Can you help me understand the additivity property of IE? I think I may have found a violation but it may be that I'm just misunderstanding the maths. I'm attempting to achieve a meaningful understanding of information entropy and compression by studying the first 9 chapters of MacKay's book, Information Theory Inference & Algorithms. (You can get the free book here. I highly recommend it)
In Chapter 4 Mackay introduces the additivity property of Shannon Information for two independent random variables $x$ and $y$:
$H(x, y) = log_{2}\frac{1}{P(x,y)} = log_{2}\frac{1}{P(x)P(y)} = log_2\frac{1}{P(x)} + log_2\frac{1}{P(y)}$
In general we can write,
$H(X, Y) = H(X) + H(Y)$
This is pretty straightforward since the joint probability of two events is:
$P(x,y) = P(x|y)P(y)$
Where two events are independent if:
$P(x|y) = P(x,y)P(y) = P(x)$
So we write the joint probability as:
$P(x,y) = P(x)P(Y)$
However I found this property did not hold when I tried to work out one of the numerical examples he included in his text. It also did not hold on an artificial language I randomly generated.
MacKay creates a dictionary of the artificial language, Wenglish, by selecting $2^{15}$ words of 5 character length from the probability distribution of a-z including the space character '-'.
MacKay then claims that since Wenglish uses all of its words with equal probability that the average information content per character is 15 bits/5 chars = 3 bits / char.
Information is highly variable at the first character (low for a, high for z) "however a word is exactly 15 bits so the letters that follow an initial z have lower average information content per character than an initial a."

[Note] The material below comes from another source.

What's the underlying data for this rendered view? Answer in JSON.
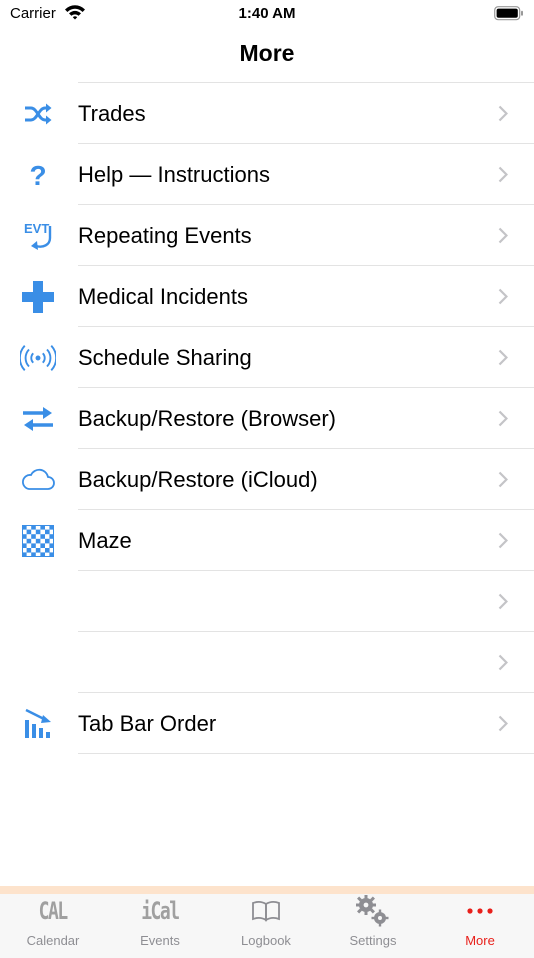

So I computed the character by character entropy of word examples he gave such as:
zatnt
zxast
odrcr
aztdn
And found that the summation of the individual character entropies did NOT add up to 15 bits. Does this constitute a violation of the additivity property of entropy or is it that on average it should be 15 and we can only assume additivity when the distributions for characters are uniform?

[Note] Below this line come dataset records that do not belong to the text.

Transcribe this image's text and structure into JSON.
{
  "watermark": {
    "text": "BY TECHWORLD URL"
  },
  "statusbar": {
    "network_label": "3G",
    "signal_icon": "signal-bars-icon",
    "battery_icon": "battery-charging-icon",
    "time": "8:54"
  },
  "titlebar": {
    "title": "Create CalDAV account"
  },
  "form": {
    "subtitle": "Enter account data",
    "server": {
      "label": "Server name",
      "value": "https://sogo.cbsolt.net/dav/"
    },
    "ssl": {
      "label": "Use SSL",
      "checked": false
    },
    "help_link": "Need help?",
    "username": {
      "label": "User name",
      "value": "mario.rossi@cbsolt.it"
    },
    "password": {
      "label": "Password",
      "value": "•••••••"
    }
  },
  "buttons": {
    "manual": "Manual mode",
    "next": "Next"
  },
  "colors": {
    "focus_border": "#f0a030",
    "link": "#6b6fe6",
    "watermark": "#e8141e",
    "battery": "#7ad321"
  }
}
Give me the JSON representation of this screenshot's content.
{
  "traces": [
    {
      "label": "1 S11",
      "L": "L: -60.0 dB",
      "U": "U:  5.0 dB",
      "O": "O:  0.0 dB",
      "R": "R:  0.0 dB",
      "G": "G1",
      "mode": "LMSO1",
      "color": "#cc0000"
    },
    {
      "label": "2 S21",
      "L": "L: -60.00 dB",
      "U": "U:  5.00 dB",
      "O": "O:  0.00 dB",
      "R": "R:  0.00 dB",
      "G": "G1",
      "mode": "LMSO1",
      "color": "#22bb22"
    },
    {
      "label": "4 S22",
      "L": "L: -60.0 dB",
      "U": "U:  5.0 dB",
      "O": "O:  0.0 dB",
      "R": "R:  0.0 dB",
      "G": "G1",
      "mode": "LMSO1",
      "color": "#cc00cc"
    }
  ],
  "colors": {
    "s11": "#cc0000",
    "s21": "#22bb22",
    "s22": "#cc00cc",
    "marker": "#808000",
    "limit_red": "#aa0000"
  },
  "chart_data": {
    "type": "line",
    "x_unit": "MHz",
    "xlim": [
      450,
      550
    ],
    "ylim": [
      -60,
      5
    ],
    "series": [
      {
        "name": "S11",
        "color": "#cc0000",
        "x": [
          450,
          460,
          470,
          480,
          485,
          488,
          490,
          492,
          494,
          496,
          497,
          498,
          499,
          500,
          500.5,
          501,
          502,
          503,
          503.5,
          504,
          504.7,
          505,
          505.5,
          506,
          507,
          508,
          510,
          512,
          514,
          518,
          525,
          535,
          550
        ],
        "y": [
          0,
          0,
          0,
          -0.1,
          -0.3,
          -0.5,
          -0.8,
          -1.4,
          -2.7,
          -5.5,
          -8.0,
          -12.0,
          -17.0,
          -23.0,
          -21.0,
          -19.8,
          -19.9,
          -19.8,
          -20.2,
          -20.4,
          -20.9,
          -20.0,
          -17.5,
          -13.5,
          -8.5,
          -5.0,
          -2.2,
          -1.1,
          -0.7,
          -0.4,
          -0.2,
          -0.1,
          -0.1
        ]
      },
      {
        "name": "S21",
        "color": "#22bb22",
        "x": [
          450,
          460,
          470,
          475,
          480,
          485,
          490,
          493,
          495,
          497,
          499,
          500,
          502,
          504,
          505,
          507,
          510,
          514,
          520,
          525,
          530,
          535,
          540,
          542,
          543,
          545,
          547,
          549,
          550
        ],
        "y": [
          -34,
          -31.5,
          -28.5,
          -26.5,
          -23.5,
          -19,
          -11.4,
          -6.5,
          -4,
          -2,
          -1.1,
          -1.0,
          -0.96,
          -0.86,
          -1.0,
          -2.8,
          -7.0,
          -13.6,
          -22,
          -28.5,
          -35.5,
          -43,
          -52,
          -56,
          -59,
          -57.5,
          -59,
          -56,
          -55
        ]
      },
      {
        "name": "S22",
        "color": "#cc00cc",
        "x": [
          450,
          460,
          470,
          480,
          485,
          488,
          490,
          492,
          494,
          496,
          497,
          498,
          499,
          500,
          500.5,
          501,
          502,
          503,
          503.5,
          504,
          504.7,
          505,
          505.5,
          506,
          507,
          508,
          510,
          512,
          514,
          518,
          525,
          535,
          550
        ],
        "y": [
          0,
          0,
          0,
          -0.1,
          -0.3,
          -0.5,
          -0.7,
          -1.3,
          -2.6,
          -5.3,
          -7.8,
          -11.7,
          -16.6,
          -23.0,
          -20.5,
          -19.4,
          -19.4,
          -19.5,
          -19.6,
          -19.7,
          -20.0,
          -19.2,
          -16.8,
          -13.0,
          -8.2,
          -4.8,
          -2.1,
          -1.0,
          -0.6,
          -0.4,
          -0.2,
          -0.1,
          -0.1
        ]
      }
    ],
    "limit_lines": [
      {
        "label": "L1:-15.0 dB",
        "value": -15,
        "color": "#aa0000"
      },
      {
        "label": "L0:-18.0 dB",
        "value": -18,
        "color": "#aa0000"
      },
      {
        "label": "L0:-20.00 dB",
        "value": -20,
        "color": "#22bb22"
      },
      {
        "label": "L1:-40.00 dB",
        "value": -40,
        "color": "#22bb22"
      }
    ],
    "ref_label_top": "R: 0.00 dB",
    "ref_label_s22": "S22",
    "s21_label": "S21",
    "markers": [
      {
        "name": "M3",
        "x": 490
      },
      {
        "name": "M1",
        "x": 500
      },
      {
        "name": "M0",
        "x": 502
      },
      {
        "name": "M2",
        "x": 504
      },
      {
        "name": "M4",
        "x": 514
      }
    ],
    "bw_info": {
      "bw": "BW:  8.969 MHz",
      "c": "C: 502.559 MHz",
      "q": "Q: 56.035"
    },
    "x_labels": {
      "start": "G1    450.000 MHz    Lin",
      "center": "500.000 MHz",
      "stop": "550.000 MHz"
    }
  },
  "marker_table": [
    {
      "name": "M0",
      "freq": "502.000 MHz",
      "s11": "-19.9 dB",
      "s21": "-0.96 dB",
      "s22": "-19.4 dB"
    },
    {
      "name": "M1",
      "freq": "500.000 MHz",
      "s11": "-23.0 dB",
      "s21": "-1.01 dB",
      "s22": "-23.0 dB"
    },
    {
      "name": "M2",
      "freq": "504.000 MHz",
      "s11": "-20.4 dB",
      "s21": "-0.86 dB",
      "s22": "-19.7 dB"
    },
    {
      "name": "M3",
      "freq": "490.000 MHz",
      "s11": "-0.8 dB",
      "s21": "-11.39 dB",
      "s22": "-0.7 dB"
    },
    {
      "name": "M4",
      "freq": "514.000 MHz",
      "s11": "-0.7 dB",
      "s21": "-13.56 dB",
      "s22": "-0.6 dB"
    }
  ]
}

As requested, here are my calculations:
For word 'zatnt' with following probabilities:
[0.0007 0.0575 0.0706 0.0596 0.0706]
and log2 1/p entropy:
[10.4804 4.1203 3.8242 4.0685 3.8242]
with a sum:
26 ~= 15
Here are the probabilities:
a = .0575
b = .0128
c = .0263
d = .0285
e = .0913
f = .0173
g = .0133
h = .0313
i = .0599
j = .0006
k = .0084
l = .0335
m = .0235
n = .0596
o = .0689
p = .0192
q = .0008
r = .0508
s = .0567
t = .0706
u = .03334
v =.0069
w = .0119
x = .0073
y = .0164
z = .0007
'-' = .1928
There seems to be several problems here.
First, the entropy is, by definition, an average: $H(X) = E[-\log p(X)]$ You don't compute the entropy of a single realization - you can compute, yes, the "information content" as $-\log p(X)$
Second, the "Wenglish" language is defined in somewhat tricky terms, which can lead to confusion: it consists of a dictionary of $2^{15}$ words constructed "at random" according to the probabilities table you copied; then, the source consists of a device which chooses a word at random (with equal probability) from that dictionary. The confusion arises because the word "probability" is used here twice. In what regards to the entropy calculation, only the second is relevant, the dictionary should be assumed as given.
Now: given (fixed) a particular dictionary, (and knowing that words are extracted uniformly) to compute the probability that the first letter is 'a', we should not use the probabilities table, but simply count the ratio of words starting with 'a' over the total in the dictionary ($2^{15}$). True, this should be near $p_a$ in your table. But the succesive letters are not independent: to take the extreme case, if you are given the first four letters, the probability that the fifth is 'a' will not be $p_a$, it will probably be 0 or 1 (given the first four letters we almost always can deduce the fifth). Hence, the conditional entropies of successive letters are lower than the marginals. And this explains that the total entropy is $15$ bits (as it must be for a source that emits $ 2^{15} $equiprobable macro-symbols), which is much less than $5\times H(x_1)$.
In summary, when the dictionary is fixed the symbols are not independent anymore, and hence the additive property does not apply.